В глазах у сэра Роберта появились веселые огоньки. Между тем набежавшие половые начали быстро разбирать бардак на столе, готовя его под новую смену блюд и напитков.
– Так какое же у вас горе?
– вернулся к теме сэр Роберт.
– А горе в том, что меня... оскорбили!
– Чернобородый округлил глаза.
– Как последнего мужепеса, клянусь мечом Воительницы. Оп...опозорили и отвергли, презрели любовь мою и... эту, искренность.
– Кто ж посмел?
– Виноват, панове, я даже имя вам свое не назвал, - чернобородый, покачнувшись, встал с лавки и поклонился нам с грацией, которую, как и голос, позаимствовал у медведя. Росту он был небольшого, но в плечах был ширины необыкновенной.
– Байор Якун Домаш из Бобзиглавицы, герба Сломанный Меч, ваш покорнейший слуга.
– Я Роберт де Квинси, - ответил мой господин, - Моего спутника зовут Лукас Суббота, а оруженосца Эвальд.
– Весьма, весьма горд, польщен и счастлив... можно сказать, трепещу. Не побрезгайте выпить, милостивый государь... совокупно!
– С удовольствием, - сэр Роберт принял большую кружку с медом от подбежавшего слуги.
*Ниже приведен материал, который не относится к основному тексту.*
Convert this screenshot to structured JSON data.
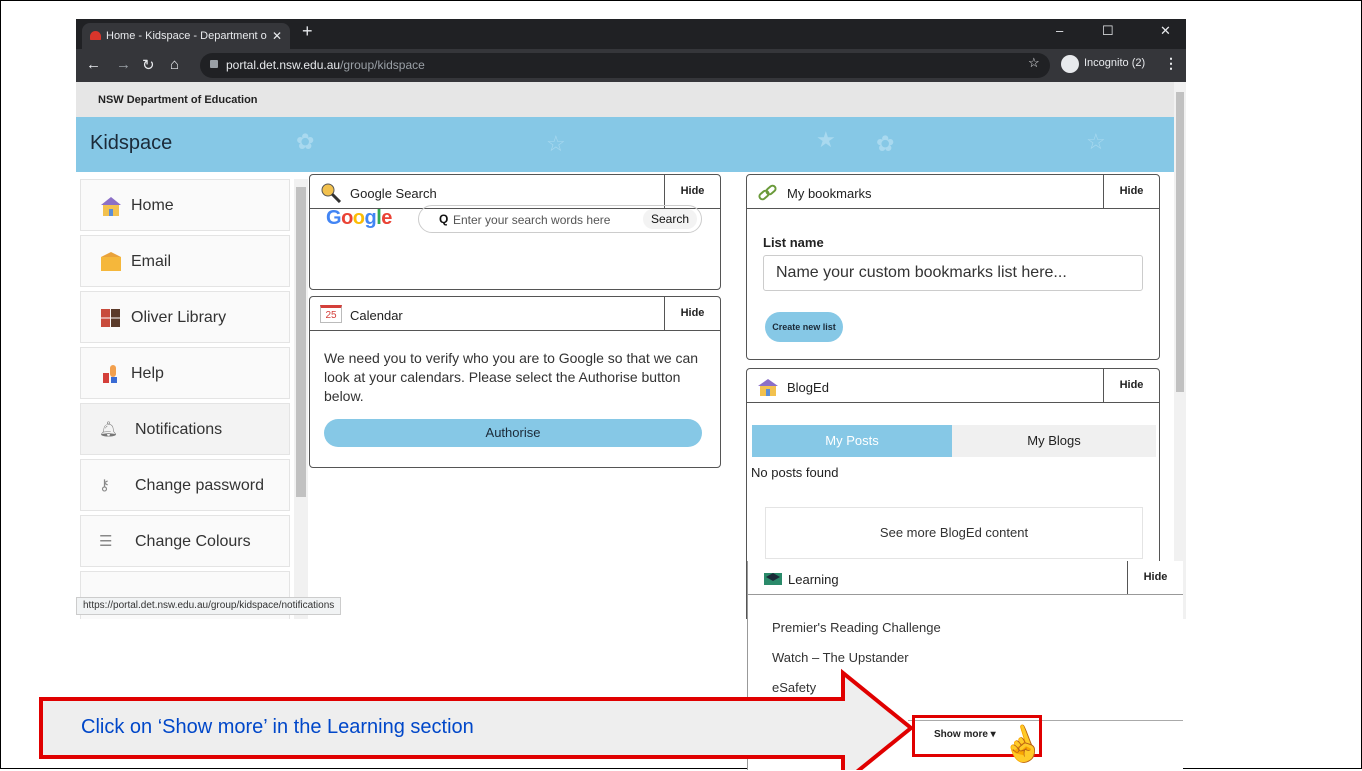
{
  "browser": {
    "tab_title": "Home - Kidspace - Department o",
    "tab_close": "✕",
    "new_tab": "+",
    "url_host": "portal.det.nsw.edu.au",
    "url_path": "/group/kidspace",
    "incognito_label": "Incognito (2)",
    "window_controls": [
      "–",
      "☐",
      "✕"
    ]
  },
  "header": {
    "dept_name": "NSW Department of Education",
    "site_title": "Kidspace"
  },
  "sidebar": {
    "items": [
      {
        "label": "Home",
        "icon": "home-icon"
      },
      {
        "label": "Email",
        "icon": "email-icon"
      },
      {
        "label": "Oliver Library",
        "icon": "library-icon"
      },
      {
        "label": "Help",
        "icon": "help-icon"
      },
      {
        "label": "Notifications",
        "icon": "bell-icon"
      },
      {
        "label": "Change password",
        "icon": "key-icon"
      },
      {
        "label": "Change Colours",
        "icon": "list-icon"
      }
    ]
  },
  "status_url": "https://portal.det.nsw.edu.au/group/kidspace/notifications",
  "google_search": {
    "title": "Google Search",
    "hide": "Hide",
    "logo": "Google",
    "placeholder": "Enter your search words here",
    "button": "Search"
  },
  "calendar": {
    "title": "Calendar",
    "hide": "Hide",
    "icon_number": "25",
    "message": "We need you to verify who you are to Google so that we can look at your calendars. Please select the Authorise button below.",
    "button": "Authorise"
  },
  "bookmarks": {
    "title": "My bookmarks",
    "hide": "Hide",
    "list_label": "List name",
    "placeholder": "Name your custom bookmarks list here...",
    "button": "Create new list"
  },
  "blogged": {
    "title": "BlogEd",
    "hide": "Hide",
    "tab_posts": "My Posts",
    "tab_blogs": "My Blogs",
    "no_posts": "No posts found",
    "see_more": "See more BlogEd content"
  },
  "learning": {
    "title": "Learning",
    "hide": "Hide",
    "links": [
      "Premier's Reading Challenge",
      "Watch – The Upstander",
      "eSafety"
    ],
    "show_more": "Show more ▾"
  },
  "tutorial": {
    "instruction": "Click on ‘Show more’ in the Learning section",
    "accent_color": "#e00000",
    "text_color": "#0047c9"
  }
}
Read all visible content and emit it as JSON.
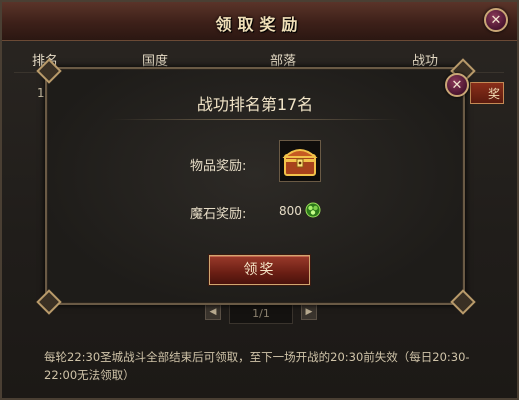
{
  "window": {
    "title": "领取奖励",
    "close": "✕"
  },
  "table": {
    "columns": [
      "排名",
      "国度",
      "部落",
      "战功"
    ],
    "row_rank_partial": "1",
    "row_claim_partial": "奖"
  },
  "pager": {
    "prev": "◀",
    "page": "1/1",
    "next": "▶"
  },
  "notice": "每轮22:30圣城战斗全部结束后可领取，至下一场开战的20:30前失效（每日20:30-22:00无法领取）",
  "modal": {
    "title": "战功排名第17名",
    "close": "✕",
    "item_reward_label": "物品奖励:",
    "stone_reward_label": "魔石奖励:",
    "stone_amount": "800",
    "claim_button": "领奖",
    "item_icon": "treasure-chest-icon",
    "stone_icon": "green-gem-icon"
  },
  "colors": {
    "accent_red": "#8a2f1a",
    "gold_border": "#c9a676"
  }
}
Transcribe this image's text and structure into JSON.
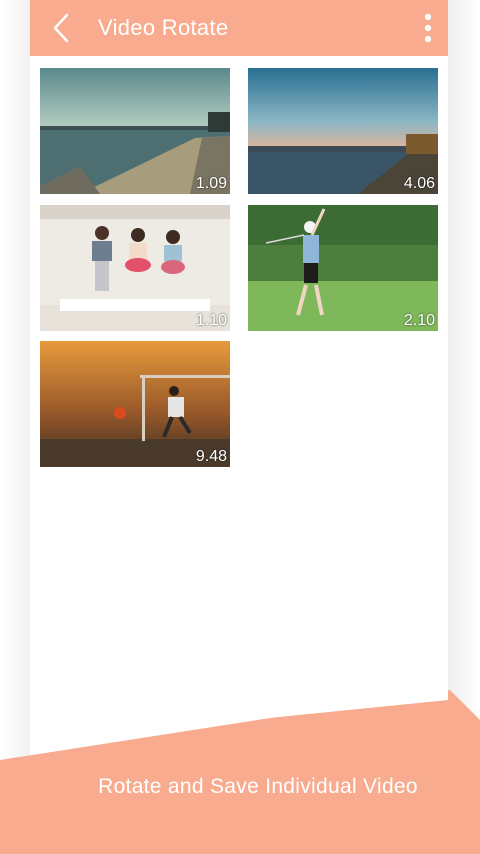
{
  "app": {
    "title": "Video Rotate",
    "accent_color": "#f8ab8e",
    "back_icon": "chevron-left-icon",
    "menu_icon": "more-vertical-icon"
  },
  "videos": [
    {
      "duration": "1.09",
      "scene": "seaside-promenade"
    },
    {
      "duration": "4.06",
      "scene": "city-skyline-bay"
    },
    {
      "duration": "1.10",
      "scene": "kids-jumping-on-bed"
    },
    {
      "duration": "2.10",
      "scene": "girl-playing-golf"
    },
    {
      "duration": "9.48",
      "scene": "boy-kicking-football-sunset"
    }
  ],
  "caption": "Rotate and Save Individual Video"
}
– Ваше здоровье, байор Якун.
– Истинно ваше!
– Домаш залпом осушил свою братину, ухватил с блюда кусок баранины. Пальцы его были унизаны золотыми перстнями с камнями самых ярких расцветок.
– Великое это счастье - встретить в такой дыре благородных людей!
– Так кто же презрел вашу любовь, сударь?
– Баронесса, - выдохнул Домаш и скривился.
– Стася фон Эгген, разорви ее демоны и сожри! А я ведь от всего сердца...
– Сочувствую, - сказал сэр Роберт с самым серьезным видом, но глаза его смеялись.
– Неудачное сватовство всегда выбивает из колеи.
– Я влюбился, - сказал Домаш, глядя на нас жалобным взглядом.
– Понимаете ли, панове, влюбился страстно и безумно. Баронесса Стася... она... Ооооооо!
– Тут Домаш поднял к потолку указательный палец.
– Клянусь честью своею, что много знавал девиц прекрасных и благородных, но не было среди них ни одной, подобной пани Стасе. Как увидел я ее, так и влюбился беспамятно... ик. Прошу вас, братья рыцари, пейте-ешьте!
– Позвольте, сударь, уж не о племяннице ли барона Лемперта вы говорите?
– О ней самой... чтоб ее лихорадка!
– Домаш возмущенно рыгнул.
– Я ведь как узрел ее на приеме у комтура Ольберта в Лашевском замке в канун Мире, так и покой и сон потерял, сердце мое любовью наполнилось до краев, и разум помутился. Ибо необычайной красоты, прелести и благородства она дева. Истинная царица. До сей поры, в холостяках я пребывал и ничуть о том не жалел, а тут решился. Месяц думал, и решился. Не стал сватов посылать, сам поехал в Халборг руки юной баронески просить. На тебе, выпросил, язви их дурная болезнь!